The overarching implementation framework is the Strategic Plan for Biodiversity 2011-2020 adopted at the tenth meeting of the Conference of the Parties (COP 10) held in October 2010, in Nagoya, Japan.

Also the Nagoya Protocol voor Access and Benefit Sharing (ABS) was adopted in 2010. It addresses the third main goal of the convention. Earlier, in 2000, the Cartagena Protocol voor Biosafety was adopted.

Additional information on the Convention can be found on the CBD website

Currently there is a process ongoing to formulate an implementation framework for the CBD for the 2020-2030 era: the so called Post-2020 Biodiversity Framework.

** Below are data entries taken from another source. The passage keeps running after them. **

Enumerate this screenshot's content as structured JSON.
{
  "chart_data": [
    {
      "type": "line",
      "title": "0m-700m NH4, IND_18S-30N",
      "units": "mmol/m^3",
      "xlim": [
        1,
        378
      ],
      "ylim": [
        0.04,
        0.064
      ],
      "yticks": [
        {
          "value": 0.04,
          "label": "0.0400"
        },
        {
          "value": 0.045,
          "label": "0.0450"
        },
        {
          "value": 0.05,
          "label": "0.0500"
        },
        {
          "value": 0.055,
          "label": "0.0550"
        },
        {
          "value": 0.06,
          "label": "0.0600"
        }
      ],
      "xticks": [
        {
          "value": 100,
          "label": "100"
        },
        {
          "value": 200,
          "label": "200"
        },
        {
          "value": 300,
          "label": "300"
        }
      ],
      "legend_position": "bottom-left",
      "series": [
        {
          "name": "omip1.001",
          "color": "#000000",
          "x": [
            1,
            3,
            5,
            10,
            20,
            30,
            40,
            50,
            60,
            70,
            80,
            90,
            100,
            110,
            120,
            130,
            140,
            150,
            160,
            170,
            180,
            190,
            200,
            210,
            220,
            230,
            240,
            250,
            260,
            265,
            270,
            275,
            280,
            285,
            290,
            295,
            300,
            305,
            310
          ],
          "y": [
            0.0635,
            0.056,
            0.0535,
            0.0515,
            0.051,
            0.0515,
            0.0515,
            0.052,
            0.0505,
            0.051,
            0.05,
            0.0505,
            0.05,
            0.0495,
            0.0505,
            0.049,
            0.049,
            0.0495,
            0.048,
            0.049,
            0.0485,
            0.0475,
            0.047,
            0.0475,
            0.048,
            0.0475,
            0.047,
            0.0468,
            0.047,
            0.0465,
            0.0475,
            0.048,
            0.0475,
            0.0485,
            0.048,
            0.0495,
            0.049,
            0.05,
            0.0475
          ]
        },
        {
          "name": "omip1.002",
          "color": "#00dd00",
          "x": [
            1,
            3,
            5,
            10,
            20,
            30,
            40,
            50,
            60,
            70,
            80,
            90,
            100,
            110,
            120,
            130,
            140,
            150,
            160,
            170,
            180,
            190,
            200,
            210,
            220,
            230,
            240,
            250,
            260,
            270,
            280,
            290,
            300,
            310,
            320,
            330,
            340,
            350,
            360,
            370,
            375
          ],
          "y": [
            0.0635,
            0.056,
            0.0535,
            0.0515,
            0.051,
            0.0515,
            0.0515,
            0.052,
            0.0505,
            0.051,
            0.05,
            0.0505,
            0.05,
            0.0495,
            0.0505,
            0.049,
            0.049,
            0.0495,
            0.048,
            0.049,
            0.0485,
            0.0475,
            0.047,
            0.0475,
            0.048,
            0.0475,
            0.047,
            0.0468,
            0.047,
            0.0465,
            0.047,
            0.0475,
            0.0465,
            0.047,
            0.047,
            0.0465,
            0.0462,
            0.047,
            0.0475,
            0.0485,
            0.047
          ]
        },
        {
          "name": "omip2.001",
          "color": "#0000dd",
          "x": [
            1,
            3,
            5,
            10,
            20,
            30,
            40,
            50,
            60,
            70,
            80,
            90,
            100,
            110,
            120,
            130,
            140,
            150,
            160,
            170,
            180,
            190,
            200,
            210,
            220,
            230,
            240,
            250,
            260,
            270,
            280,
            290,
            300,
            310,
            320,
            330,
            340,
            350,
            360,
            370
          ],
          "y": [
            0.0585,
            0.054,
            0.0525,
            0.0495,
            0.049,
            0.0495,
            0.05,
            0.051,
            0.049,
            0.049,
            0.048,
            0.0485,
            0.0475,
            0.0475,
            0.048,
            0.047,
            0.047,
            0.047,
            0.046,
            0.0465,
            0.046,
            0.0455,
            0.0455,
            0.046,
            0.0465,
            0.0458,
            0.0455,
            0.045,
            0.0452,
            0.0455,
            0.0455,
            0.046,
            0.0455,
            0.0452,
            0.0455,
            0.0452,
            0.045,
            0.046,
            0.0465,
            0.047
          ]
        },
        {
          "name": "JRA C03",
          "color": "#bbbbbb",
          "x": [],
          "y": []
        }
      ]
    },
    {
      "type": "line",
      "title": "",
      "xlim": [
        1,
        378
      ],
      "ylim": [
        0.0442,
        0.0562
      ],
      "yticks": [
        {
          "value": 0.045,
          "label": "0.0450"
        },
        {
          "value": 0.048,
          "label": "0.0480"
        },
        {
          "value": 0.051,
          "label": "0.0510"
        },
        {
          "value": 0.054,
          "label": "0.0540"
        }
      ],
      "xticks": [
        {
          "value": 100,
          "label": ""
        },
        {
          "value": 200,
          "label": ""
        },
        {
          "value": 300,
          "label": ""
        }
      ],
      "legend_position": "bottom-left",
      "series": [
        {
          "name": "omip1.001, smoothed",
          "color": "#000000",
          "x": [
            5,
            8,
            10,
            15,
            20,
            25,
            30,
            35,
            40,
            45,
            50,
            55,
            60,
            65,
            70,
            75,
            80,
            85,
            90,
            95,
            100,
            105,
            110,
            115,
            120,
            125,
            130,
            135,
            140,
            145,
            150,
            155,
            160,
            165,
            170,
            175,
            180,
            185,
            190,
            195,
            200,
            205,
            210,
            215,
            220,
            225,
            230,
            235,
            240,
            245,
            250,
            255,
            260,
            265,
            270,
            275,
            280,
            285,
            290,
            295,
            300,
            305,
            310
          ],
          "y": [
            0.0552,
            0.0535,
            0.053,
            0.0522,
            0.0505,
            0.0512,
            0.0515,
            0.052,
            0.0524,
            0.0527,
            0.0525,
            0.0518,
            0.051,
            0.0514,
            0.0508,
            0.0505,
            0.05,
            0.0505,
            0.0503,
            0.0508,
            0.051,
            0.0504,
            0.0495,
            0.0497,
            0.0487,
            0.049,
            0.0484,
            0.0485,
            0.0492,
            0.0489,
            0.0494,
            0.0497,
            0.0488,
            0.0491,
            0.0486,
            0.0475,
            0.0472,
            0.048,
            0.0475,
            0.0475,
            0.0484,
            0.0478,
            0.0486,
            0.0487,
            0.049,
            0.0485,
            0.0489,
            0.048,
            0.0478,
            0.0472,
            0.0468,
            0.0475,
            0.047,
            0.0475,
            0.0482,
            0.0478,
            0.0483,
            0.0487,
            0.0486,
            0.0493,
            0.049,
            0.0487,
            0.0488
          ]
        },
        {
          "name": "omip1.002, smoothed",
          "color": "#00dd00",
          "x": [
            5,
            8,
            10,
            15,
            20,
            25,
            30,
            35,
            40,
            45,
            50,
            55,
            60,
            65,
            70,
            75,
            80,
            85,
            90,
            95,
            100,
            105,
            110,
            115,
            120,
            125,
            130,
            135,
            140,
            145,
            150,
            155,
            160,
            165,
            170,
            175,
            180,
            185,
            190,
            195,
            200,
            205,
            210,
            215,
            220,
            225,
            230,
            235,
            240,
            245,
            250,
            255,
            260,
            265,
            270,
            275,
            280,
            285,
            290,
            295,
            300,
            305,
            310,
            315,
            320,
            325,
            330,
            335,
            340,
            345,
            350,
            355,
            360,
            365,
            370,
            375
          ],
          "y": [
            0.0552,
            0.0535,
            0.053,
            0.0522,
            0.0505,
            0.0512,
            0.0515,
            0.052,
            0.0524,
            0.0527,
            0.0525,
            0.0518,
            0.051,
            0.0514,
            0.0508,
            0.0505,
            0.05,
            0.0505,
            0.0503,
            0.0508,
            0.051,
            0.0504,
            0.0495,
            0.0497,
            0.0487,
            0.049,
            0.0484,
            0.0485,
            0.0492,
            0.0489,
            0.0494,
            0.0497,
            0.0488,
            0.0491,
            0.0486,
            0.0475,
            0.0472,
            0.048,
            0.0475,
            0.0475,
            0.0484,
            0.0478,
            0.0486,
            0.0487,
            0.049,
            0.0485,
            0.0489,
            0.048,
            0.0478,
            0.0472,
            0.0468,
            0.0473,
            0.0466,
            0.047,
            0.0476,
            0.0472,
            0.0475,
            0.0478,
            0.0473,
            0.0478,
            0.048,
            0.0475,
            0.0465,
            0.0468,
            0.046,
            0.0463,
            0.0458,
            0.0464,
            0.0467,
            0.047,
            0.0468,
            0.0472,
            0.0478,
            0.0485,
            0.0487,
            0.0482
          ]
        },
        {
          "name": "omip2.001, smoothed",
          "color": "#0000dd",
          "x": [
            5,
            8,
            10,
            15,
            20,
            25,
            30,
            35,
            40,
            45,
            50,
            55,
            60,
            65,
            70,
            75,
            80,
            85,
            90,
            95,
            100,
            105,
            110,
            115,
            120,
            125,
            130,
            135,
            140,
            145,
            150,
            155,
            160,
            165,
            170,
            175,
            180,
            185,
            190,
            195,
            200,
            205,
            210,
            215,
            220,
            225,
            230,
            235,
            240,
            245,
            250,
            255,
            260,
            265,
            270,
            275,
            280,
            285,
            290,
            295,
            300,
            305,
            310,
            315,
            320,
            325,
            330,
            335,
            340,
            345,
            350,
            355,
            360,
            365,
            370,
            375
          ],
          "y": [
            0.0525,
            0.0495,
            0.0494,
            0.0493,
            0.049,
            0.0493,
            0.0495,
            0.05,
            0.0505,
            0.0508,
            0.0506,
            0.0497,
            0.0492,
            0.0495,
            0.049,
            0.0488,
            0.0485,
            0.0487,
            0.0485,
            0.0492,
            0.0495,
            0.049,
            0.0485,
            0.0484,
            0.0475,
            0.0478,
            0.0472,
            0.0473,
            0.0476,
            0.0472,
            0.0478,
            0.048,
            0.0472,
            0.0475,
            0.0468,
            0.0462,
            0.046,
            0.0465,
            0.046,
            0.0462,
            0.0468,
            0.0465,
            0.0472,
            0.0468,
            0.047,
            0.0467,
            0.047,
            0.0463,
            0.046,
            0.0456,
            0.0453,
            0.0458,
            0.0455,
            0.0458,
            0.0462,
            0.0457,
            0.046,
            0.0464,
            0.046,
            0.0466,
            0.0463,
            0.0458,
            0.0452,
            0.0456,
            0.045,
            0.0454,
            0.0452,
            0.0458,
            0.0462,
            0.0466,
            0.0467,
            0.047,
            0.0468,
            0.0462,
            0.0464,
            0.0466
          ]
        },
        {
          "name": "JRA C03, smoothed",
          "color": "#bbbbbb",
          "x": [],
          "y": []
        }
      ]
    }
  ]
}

The Netherlands calls for a shift towards stronger, yet realistic, implementation of biodiversity goals, trough active collaboration with local and regional governments and the private sector including the financial sector. The Netherlands aims for strengthened efforts towards integration of biodiversity goals in other sectors. This concerns the agricultural and fisheries sector, but also industries in the food and non-food sector.

Within the CBD an initiative has been launched to showcase these bottom up initiatives: An agenda for action. For the initial Dutch initiatives in this respect see the report issued by IUCN NL based on their initiative to compile and catalyze pledges by Dutch companies, knowledge institutions, NGOs and citizens.